Zur positiven Geschäftsentwicklung habe unter anderem die erfreuliche Entwicklung des deutschen Werbemarktes im zweiten Halbjahr 2005 beigetragen, teilte das "Bild"-Haus am heutigen Donnerstag mit. Die Anzeigen- und Vertriebserlöse stiegen um 2,4 Prozent von 2,115 auf 2,165 Milliarden Euro. Den vollständigen Jahresabschluß wird Springer auf der Bilanzpressekonferenz am 8. März 2006 in Berlin vorstellen.

Das Bundeskartellamt hatte Springer zuletzt die Übernahme der Fernsehsenderfamilie ProSiebenSat.1 untersagt. Als Begründung gaben die Kartellwächter an, ein Zusammenschluss beider Konzerne würde nicht nur auf dem Fernsehwerbemarkt, sondern auch auf dem Lesermarkt für Straßenverkaufszeitungen und auf dem bundesweiten Anzeigenmarkt für Zeitungen zu einer nach dem Kartellrecht nicht genehmigungsfähigen Marktmacht führen.

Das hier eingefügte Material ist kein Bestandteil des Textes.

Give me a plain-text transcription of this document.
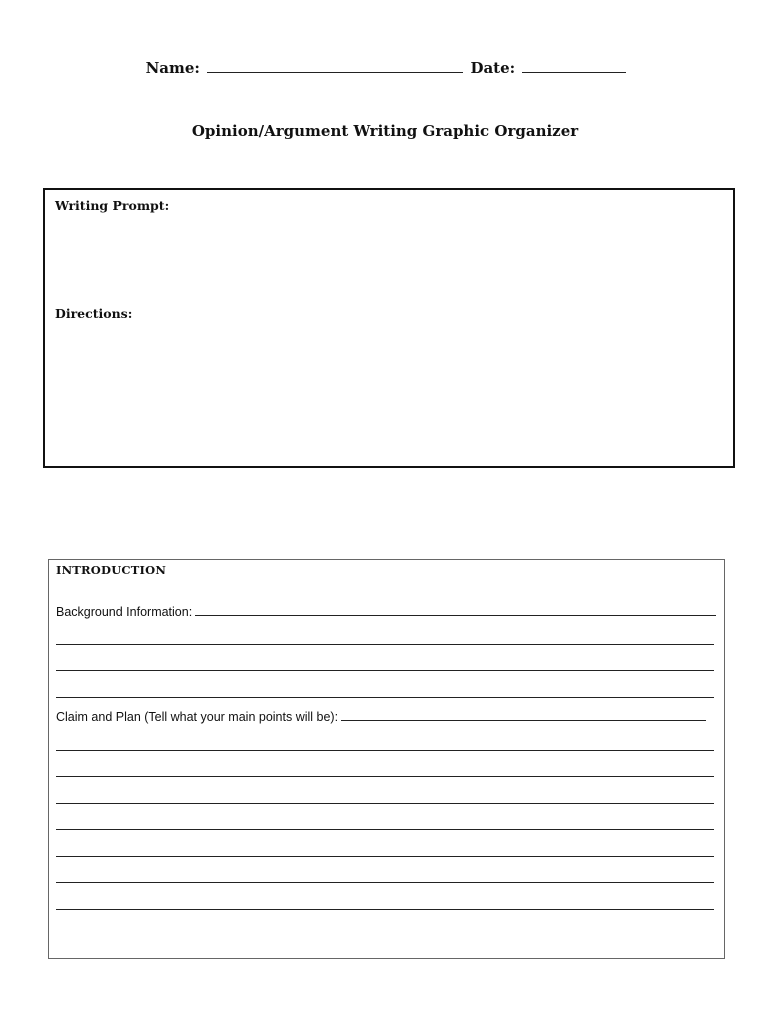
Name:	Date:
Opinion/Argument Writing Graphic Organizer
Writing Prompt:
Directions:
INTRODUCTION
Background Information:
Claim and Plan (Tell what your main points will be):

Zuvor hatte auch die Kommission zur Ermittlung der Konzentration im Medienbereich (KEK) die geplante Übernahme abgelehnt: Die starke Position der ProSiebenSat.1-Gruppe im bundesweiten privaten Fernsehen führe vor allem in Kombination mit der überragenden Stellung der Axel Springer AG im Bereich der Tagespresse zu einer vorherrschenden Meinungsmacht. Springer wollte für 2,5 Milliarden Euro die ProSiebenSat.1-Anteile einer Investorengruppe um den US-Milliardär Haim Saban kaufen. (pmz)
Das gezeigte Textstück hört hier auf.